If I'm running the Paladin, and this happens, I say, "If you weren't afraid, you wouldn't be negotiating. Since we've already established that you are afraid, all that is left to establish is how afraid you ought to be."
Or/and...
"This is not a puny mortal that stands before you. I'm am a Paladin of the Order of the Ancients, and in this life or the next I will smite you if you come closer, foul beast."
Au contraire! I prefer my meat -- scared. Chomp.
Or/and...
"Hope prevails, or it doesn't. But if it fails, it will not be because I didn't stand in the light."
I mean seriously, it's a Paladin - one liners just roll of the tongue. This guy believes that he's ordained to roll natural 20's in this situation, and that if he dies, maybe it's just to show that he can be raised from the dead.
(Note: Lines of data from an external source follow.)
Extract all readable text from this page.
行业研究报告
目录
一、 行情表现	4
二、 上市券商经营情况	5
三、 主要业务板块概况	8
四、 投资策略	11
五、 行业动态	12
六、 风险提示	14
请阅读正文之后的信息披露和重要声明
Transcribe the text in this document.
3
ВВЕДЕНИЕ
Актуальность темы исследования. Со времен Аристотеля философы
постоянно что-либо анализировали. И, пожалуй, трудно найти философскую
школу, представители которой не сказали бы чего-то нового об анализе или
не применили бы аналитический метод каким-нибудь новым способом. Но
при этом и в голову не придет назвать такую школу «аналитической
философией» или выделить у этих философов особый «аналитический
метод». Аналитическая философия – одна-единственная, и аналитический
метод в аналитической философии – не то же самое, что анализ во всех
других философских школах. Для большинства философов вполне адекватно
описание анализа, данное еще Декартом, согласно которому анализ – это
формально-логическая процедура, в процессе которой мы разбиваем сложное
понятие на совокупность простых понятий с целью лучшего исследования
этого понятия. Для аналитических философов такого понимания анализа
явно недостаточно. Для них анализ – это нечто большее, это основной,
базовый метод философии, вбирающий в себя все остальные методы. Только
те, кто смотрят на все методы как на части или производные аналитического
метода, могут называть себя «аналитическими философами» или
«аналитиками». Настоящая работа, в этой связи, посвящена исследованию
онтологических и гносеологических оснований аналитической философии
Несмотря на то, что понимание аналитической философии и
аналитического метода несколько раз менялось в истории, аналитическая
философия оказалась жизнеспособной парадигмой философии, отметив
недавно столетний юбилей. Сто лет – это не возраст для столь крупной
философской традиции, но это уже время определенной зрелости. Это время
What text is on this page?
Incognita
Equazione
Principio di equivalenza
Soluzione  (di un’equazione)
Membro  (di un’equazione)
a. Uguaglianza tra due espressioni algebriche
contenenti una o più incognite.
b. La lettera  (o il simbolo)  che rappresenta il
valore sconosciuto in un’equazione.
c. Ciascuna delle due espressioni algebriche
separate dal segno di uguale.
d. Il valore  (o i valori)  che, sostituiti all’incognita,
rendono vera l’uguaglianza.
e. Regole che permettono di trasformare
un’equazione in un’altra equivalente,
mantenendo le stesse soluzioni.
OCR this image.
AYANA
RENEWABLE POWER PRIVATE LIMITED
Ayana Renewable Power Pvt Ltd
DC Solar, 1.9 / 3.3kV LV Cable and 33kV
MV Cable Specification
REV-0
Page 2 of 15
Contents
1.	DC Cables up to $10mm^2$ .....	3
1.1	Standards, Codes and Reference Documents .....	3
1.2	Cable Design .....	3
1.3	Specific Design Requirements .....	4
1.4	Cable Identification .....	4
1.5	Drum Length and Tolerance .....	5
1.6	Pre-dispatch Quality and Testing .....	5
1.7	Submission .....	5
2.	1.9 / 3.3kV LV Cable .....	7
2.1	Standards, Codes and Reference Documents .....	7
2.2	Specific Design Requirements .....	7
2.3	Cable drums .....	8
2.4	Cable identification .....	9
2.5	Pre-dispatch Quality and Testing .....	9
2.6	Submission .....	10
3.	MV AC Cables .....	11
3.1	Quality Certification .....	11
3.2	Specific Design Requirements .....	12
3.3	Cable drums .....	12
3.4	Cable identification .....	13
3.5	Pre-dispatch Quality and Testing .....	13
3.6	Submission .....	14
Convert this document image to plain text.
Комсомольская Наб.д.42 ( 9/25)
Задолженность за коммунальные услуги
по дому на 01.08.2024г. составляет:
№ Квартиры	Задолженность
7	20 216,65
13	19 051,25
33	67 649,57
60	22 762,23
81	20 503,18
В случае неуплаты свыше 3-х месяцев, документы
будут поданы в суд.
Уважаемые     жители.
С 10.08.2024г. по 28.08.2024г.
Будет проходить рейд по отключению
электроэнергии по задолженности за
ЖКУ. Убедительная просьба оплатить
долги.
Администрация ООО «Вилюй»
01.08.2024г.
I'm more tongue-tied verbally than when typing. I'd never come up with stuff like that unless sitting down and thinking about it for minutes which doesn't happen often in the middle of a session.
How could anyone possibly argue that of course he should just run away in this situation and that there is nothing wrong with him doing so?
"You should have fought harder and this wouldn't have happened to you". "You were where? What were you thinking? Of course it's your fault!"
It's actually the DMs fault. The DM set up a situation where the paladin could do the heroic thing and probably die, do the clever thing if the player is fast enough with his mind and tongue... and possibly die anyway, or do the self-survival thing and get blamed for letting himself get into such a situation.